[GAP Forum] All factorizations of a permutation

[Max Horn]

> On 23. Apr 2021, at 10:25, Ahmet Arıkan <arikan at gazi.edu.tr> wrote:
> 
> Hi Chris, thank you for the reply. 
> 
> My main problem is to construct a group G in Sym(\Omega) satisfying the following property: 

What is \Omega? An arbitrary infinite set?

> 
> G has a generating subset X such that every infinite subset of X also generates G.
> 
> So to construct such a group, we may start with an element x (say x=(1,3,4) ) to contruct X. Then we need to find suitable factorizations like (1,3,4)=(1,2,3,4)*(2,3) ( or multiple factorizations)  and  continue to construct X={(1,3,4), (1,2,3,4),(2,3),...}. This is just an explanation of why I want to find suitable factorizations of permutations.

I don't see at all why you "may start" wich such elements. To the contrary, I think looking at such elements won't help at all.

For suppose G and X are as desired.
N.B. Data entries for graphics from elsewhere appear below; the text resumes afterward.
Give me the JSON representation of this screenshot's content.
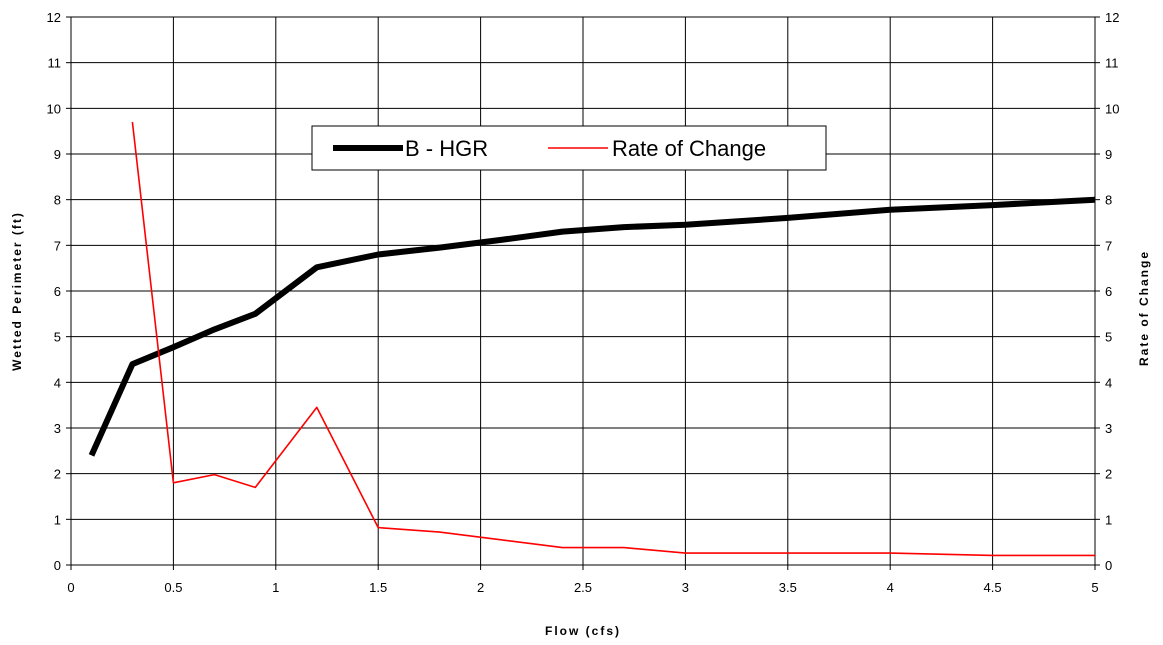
{
  "chart_data": {
    "type": "line",
    "xlabel": "Flow (cfs)",
    "ylabel": "Wetted Perimeter (ft)",
    "y2label": "Rate of Change",
    "xlim": [
      0,
      5
    ],
    "ylim": [
      0,
      12
    ],
    "y2lim": [
      0,
      12
    ],
    "x_ticks": [
      "0",
      "0.5",
      "1",
      "1.5",
      "2",
      "2.5",
      "3",
      "3.5",
      "4",
      "4.5",
      "5"
    ],
    "y_ticks": [
      "0",
      "1",
      "2",
      "3",
      "4",
      "5",
      "6",
      "7",
      "8",
      "9",
      "10",
      "11",
      "12"
    ],
    "grid": true,
    "legend": "top-center",
    "series": [
      {
        "name": "B - HGR",
        "color": "#000000",
        "axis": "left",
        "points": [
          [
            0.1,
            2.4
          ],
          [
            0.3,
            4.4
          ],
          [
            0.5,
            4.77
          ],
          [
            0.7,
            5.16
          ],
          [
            0.9,
            5.5
          ],
          [
            1.2,
            6.52
          ],
          [
            1.5,
            6.8
          ],
          [
            1.8,
            6.95
          ],
          [
            2.1,
            7.12
          ],
          [
            2.4,
            7.3
          ],
          [
            2.7,
            7.4
          ],
          [
            3.0,
            7.45
          ],
          [
            3.5,
            7.6
          ],
          [
            4.0,
            7.78
          ],
          [
            4.5,
            7.88
          ],
          [
            5.0,
            8.0
          ]
        ]
      },
      {
        "name": "Rate of Change",
        "color": "#ff0000",
        "axis": "right",
        "points": [
          [
            0.3,
            9.7
          ],
          [
            0.5,
            1.8
          ],
          [
            0.7,
            1.98
          ],
          [
            0.9,
            1.7
          ],
          [
            1.2,
            3.45
          ],
          [
            1.5,
            0.82
          ],
          [
            1.8,
            0.72
          ],
          [
            2.4,
            0.38
          ],
          [
            2.7,
            0.38
          ],
          [
            3.0,
            0.26
          ],
          [
            4.0,
            0.26
          ],
          [
            4.5,
            0.21
          ],
          [
            5.0,
            0.21
          ]
        ]
      }
    ]
  }
}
Then G must be non-trivial and hence there is a point a \in \Omega which G moves. Let 

  X' := { \pi \in X |  a^\pi \neq a }

Then this set still must be infinite, for if it was finite, then X'':=X\setminus X' would be an infinite subset of X but the group it generates fixes a and hence cannot be G.

So we may replace X by X'. Now we can repeat this process for any point moved by G (of which there must be infinitely many).

In the end, the set X only contains permutations with infinite support. Moreover, we can of course restrict it to be countably infinite.

If I am not mistaken, here is an example for a group and set as described: G=\Sym(\ZZ) together with 

 X := \{ \pi_p | p is a prime \}

and

 \pi_p: ZZ\to\ZZ, x \mapsto x + p

It satisfies the even strong property that any subset of X of size at least 2 still generates G.

> We do not know yet if such a perfect locally finite (p-) group G exists.

Why do you think such a group must be perfect? Or are you asking whether such a group *can* be perfect? The example I gave of course is abelian and not locally finite. So perhaps there are more requirements in your question that are missing?




Cheers
Max